Why is bTB considered to be such a problem?

Worldwide, tuberculosis (TB) is one of the most common infectious diseases in humans: it’s estimated by the USA Center for Disease Control and Prevention that one third of the human population suffers from the disease at any one time. TB is one of the greatest causes of death in people suffering from HIV. In industrialised nations, human TB is rare due to the pasteurisation of milk and the culling of infected cattle herds.

The TB vaccine (BCG) does not always protect people from contracting TB, and whilst there are treatments for the disease, worldwide there are an increasing number of multidrug-resistant cases each year. In the UK, milk has routinely been pasteurised since 1935; this kills the organisms (if present) that cause TB and thus protects humans. During the 1950s compulsory bTB testing of cattle was introduced, and by 1960 all cattle in the UK were tested at least once, with all ‘reactors’ – those that tested positive – culled.

In 2012, 35,000 cattle were slaughtered as bTB reactors or ‘direct contacts’. Source: AHVLA

Why not just vaccinate cattle?

This is considered by most, whatever their viewpoint, to be the “Holy Grail” – effective and acceptable to all … except to the EU, on the grounds that it is currently impossible to conclusively differentiate a vaccinated cow from one that is carrying the disease. To allow the UK to trade on this basis would place other TB-free member states at a disadvantage. It is currently estimated that it will take up to 10 years to develop an acceptable vaccine (or political stance!) that will overcome this problem.

What other methods of control can be used?

All cattle are currently subject to a very strict regime of periodic bTB testing and rigorous movement controls to prevent the spread of disease to non-infected herds. Infected individual cattle, and sometimes, entire herds, are culled. In January this year, these rules were further strengthened, with the introduction of compulsory pre-movement veterinary testing at the farmer’s expense.

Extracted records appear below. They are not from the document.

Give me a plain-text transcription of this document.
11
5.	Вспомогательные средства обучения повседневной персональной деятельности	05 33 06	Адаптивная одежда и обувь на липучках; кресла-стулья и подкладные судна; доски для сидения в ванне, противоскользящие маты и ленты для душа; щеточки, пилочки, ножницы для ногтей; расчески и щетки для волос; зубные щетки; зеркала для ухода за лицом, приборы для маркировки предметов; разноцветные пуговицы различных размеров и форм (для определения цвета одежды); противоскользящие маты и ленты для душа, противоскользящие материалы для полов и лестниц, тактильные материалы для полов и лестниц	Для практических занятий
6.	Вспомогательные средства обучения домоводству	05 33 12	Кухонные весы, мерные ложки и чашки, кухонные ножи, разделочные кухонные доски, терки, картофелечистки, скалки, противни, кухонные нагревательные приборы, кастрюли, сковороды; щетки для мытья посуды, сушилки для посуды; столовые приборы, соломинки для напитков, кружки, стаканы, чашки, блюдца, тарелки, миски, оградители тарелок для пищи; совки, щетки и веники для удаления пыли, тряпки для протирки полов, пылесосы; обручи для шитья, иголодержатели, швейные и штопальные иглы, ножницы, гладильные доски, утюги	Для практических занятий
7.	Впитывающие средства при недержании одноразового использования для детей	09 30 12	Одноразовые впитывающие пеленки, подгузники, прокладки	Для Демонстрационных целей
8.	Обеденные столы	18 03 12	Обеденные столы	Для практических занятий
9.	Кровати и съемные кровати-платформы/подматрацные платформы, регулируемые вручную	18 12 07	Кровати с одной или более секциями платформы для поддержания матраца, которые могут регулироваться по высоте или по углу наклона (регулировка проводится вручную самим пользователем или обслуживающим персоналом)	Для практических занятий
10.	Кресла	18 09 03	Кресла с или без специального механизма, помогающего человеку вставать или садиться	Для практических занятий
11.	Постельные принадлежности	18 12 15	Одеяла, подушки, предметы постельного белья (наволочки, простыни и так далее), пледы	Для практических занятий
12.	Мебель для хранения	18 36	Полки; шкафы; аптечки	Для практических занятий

It is in no one’s interest for these controls to be breached, but, inevitably there are occasional rogues who attempt to break the rules – the penalties are severe, and can include imprisonment of the offender.

Biosecurity Measures

gloucester-cattle-2Prevention of nose-to-nose contact between cattle and wildlife is important (if somewhat difficult on a farm with possibly miles of boundaries), and there are numerous bio-security measures that farmers can employ to reduce cattle to wildlife contact, including carrying out a land survey to map badger setts, latrines and runs – then take measures to exclude cattle from these areas; use raised feed and water-troughs designed to prevent use by badgers; install low-level electric fencing around cattle sheds, feed stores and silage clamps, and keep a closed herd.

Any attempt by an individual farmer to depopulate a badger sett by any means would be both illegal, and might possibly worsen the impact of bTB through the effect of ‘perturbation’, where the badgers are disturbed and move to a new, previously uninfected, area. Perturbation is also cited as a potential damaging outcome of any attempt to remove badgers by culling.

Is there a way forward?

Combating this disease has got to be a multi-pronged effort. Farmers can improve biosecurity wherever possible, as well as maximising the herd’s health to promote a strong immune system – although even herds with the highest health status can still succumb to the disease. Scientists are working towards more effective vaccines, including a cattle vaccine that can be differentiated from the actual disease during testing. And finally, the reservoir of disease in wildlife must be reduced to prevent the risk of transmission to cattle, or other farmed species: in-field testing and selective culling of diseased animals would be a very positive way forward, and vaccination of healthy wildlife most certainly has a role. Defra acknowledges that “Badger vaccination could help reduce the prevalence and severity of bovine TB in a badger population and thereby reduce the rate of transmission to cattle”.